Atlanta signed B.J. Upton to a five-year, $75.25 million deal and later traded to get his younger brother Justin from the Arizona Diamondbacks. And while the latter Upton put up decent numbers in his first season with the Braves, B.J. Upton struggled to a .184 average and .557 OPS and was coming off the bench by the end of September and playoffs.
While the elder Upton has never been one to hit for average, his season was still a large disappointment in Atlanta.
Uggla, meanwhile, has failed to have a huge impact since getting added to the Braves' mix, having hit just .213 in his three seasons. But things hit a new low in 2013, with the second baseman hitting just .179 and finding himself on the bench for a chunk of August.
While the Braves will be patient with B.J. Upton, they will likely be making calls trying to move Uggla, who is still owed $26 million for the next two years.
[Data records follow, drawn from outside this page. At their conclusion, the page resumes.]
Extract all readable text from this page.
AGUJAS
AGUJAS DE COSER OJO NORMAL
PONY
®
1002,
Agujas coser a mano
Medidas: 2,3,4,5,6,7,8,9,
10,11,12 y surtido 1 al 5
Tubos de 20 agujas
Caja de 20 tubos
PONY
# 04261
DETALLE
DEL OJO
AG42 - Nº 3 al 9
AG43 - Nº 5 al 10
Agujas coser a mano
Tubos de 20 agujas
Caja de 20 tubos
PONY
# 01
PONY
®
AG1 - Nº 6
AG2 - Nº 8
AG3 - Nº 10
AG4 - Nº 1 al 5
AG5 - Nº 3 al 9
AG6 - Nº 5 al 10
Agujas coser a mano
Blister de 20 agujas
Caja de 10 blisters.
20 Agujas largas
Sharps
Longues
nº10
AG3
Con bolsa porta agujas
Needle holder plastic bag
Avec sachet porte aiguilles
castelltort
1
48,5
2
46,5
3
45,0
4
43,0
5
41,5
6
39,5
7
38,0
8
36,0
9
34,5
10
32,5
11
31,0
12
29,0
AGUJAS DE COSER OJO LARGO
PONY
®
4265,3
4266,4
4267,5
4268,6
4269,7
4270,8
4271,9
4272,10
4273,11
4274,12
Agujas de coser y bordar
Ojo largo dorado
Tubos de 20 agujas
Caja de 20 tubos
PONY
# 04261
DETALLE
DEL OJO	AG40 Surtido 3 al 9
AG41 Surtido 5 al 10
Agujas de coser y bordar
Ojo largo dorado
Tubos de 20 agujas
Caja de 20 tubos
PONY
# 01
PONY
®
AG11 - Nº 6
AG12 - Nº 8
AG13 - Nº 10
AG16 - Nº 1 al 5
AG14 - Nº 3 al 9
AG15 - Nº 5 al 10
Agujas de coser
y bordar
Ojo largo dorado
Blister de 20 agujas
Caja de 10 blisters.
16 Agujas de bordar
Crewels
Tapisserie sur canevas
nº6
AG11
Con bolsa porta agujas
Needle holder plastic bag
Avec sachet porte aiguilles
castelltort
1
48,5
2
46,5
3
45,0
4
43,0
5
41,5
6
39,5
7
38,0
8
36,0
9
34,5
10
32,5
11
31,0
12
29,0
Early on, the pressure will be off B.J. Upton as he won't need to hit near the top of the order thanks to Heyward, who batted .322 in 30 games out of the leadoff spot in 2013, a move that helped spark a winning run for the Braves.
X-FACTOR: FREDDIE FREEMAN
The Atlanta Braves for a long time were known as Chipper Jones' team. The franchise enters its second season since his retirement having found his probable leadership replacement in Freeman, who signed a club-record contract worth $135 million over eight years. That will put some pressure on the slugging first baseman, but also makes the clubhouse his without dispute. It is always a good thing to have a designated leader and Freeman can certainly back it up on the field, having hit .319 with 23 homers and 109 RBI in 147 games last season. Freeman is the center piece for a batting order that may have some issues and if he struggles, so will the Braves.
Atlanta has rebuilt itself with a nice core that should set the club up for an extended run of being a playoff contender .The Braves had finished second in three straight seasons before winning the NL East last year, its first crown since 2005.
That was the last of 14 in a row for the Braves and while another run like that will be hard to duplicate, Atlanta should emerge as one of the top teams in the NL.
General manager Frank Wren will be forced to keep an eye on the starting rotation market due to injury and that hit at the club's depth may make it more of a wild card team this season than a repeat division winner.